Thursday, June 5, 2014

What I've learned from Holly Hunter and Martin Luther

In the movie Network, the character played by Holly Hunter spent a few minutes every morning crying her eyes out and then went about her day. That’s stuck with me through the years because it seemed so bizarre, and yet normal, because I often do the same thing. There are days when I awaken in the morning and I am beside myself with remorse.

I’ve taken great comfort in the way that Luther describes the significance baptism has for our daily lives in The Small Catechism. He suggests that the drowning of the old person and the rebirth of a new person is a process that continues for us each day of our lives. Every day a new person rises. I love that. We can forget about all the stuff that mired us down the previous day and start with a clean slate. Aaaah!
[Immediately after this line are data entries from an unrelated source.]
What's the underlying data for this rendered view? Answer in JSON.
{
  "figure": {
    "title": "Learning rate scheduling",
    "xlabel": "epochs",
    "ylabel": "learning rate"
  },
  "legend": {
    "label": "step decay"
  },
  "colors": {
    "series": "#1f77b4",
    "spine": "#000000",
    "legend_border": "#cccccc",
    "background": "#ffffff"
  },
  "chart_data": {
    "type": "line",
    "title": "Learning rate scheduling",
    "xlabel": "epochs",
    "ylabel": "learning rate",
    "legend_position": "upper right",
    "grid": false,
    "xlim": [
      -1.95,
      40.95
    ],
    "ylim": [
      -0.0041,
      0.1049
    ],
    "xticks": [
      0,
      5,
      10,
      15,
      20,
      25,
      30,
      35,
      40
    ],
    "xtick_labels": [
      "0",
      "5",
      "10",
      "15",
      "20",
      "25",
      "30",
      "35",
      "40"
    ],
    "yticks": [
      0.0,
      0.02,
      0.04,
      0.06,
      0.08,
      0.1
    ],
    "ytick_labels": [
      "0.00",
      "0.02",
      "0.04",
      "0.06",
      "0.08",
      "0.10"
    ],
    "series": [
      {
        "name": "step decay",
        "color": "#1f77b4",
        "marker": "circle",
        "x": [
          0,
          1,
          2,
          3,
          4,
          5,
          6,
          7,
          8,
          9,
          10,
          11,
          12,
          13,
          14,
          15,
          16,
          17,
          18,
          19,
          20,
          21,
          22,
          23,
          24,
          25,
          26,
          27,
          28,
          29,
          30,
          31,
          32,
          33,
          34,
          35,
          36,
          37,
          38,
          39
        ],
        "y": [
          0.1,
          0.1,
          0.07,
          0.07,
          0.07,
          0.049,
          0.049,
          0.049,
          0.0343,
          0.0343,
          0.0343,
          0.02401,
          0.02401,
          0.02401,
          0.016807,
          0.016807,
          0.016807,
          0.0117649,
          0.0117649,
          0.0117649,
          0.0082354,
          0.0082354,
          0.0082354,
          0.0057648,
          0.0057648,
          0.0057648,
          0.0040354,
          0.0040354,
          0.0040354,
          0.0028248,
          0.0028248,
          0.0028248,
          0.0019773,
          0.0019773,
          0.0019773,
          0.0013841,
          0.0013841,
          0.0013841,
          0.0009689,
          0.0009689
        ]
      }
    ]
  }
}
And so, I tried to live as if that were true. But along the way I got tired of pretending and finally came to the conclusion that that’s just not how it works for me. It may be that way for some people, but not for me.

My big problem is that every day when I awaken it’s not just the garbage I’m carrying around from the previous 24 hours that is burdening me. It’s the garbage I’m carrying around from the previous 62 years. And that’s a lot of garbage. It’s the stuff that causes me shame and regret, the stuff I just can’t let go. Particularly disturbing to me are the times when I know I have hurt other people. No doubt there are countless times when I have hurt people unknowingly, but the ones I am consciously aware of are more than enough for me to deal with. It’s mostly stupid or careless things that I have said. I can wake up in the morning beating myself up over some hurtful words I said 50 years ago. Seriously, I can. So, the whole clean slate metaphor doesn’t work for me. But, is that really what Luther was talking about?

One of the things I’ve come to understand about being a Christian is that it’s not about trying to become a really good person. For a long time, I thought that was the case. Life was about striving for perfection, knowing I could never achieve it, but trying to get as close to it as I could. So, what a lovely idea to know that every day I had a fresh start, that I got a free pass and all of my failures were hereby declared null and void. Then I could start all over again... and accumulate a whole new set of failures. (I suspect this is the way many of us look at weekly confession at worship.) But that theology just doesn’t work for me anymore. It’s not how I’ve grown to understand God and it’s not true to my experience as a person of faith.

Instead of striving for perfection, I see the purpose of my life as striving for wholeness. That means not only accepting who I am with all my imperfections, but even embracing my imperfections. They are a part of who I am, a part of the person God loves. God doesn’t just love the bright, shiny things about me. God also loves the dark, crazy things about me. All those things are me. The burden that my failures place on my life comes from my tendency to make them a burden, to see them as negative, and a source of shame.

I still see myself as a sinner, to be sure. But my sin is not what I used to think it was. It’s not a series of acts I commit in the course of a day that I might label wrong or bad. My greatest sin is my failure to embrace the person God created in love by denying a big part of who I am.

And so, when I wake up in the morning kicking myself over those times when I wasn’t the person I thought I should have been, it’s a time to begin again. And once again God drowns my sin. So I rise again, no longer kicking myself, but dancing through the day as God’s beloved daughter.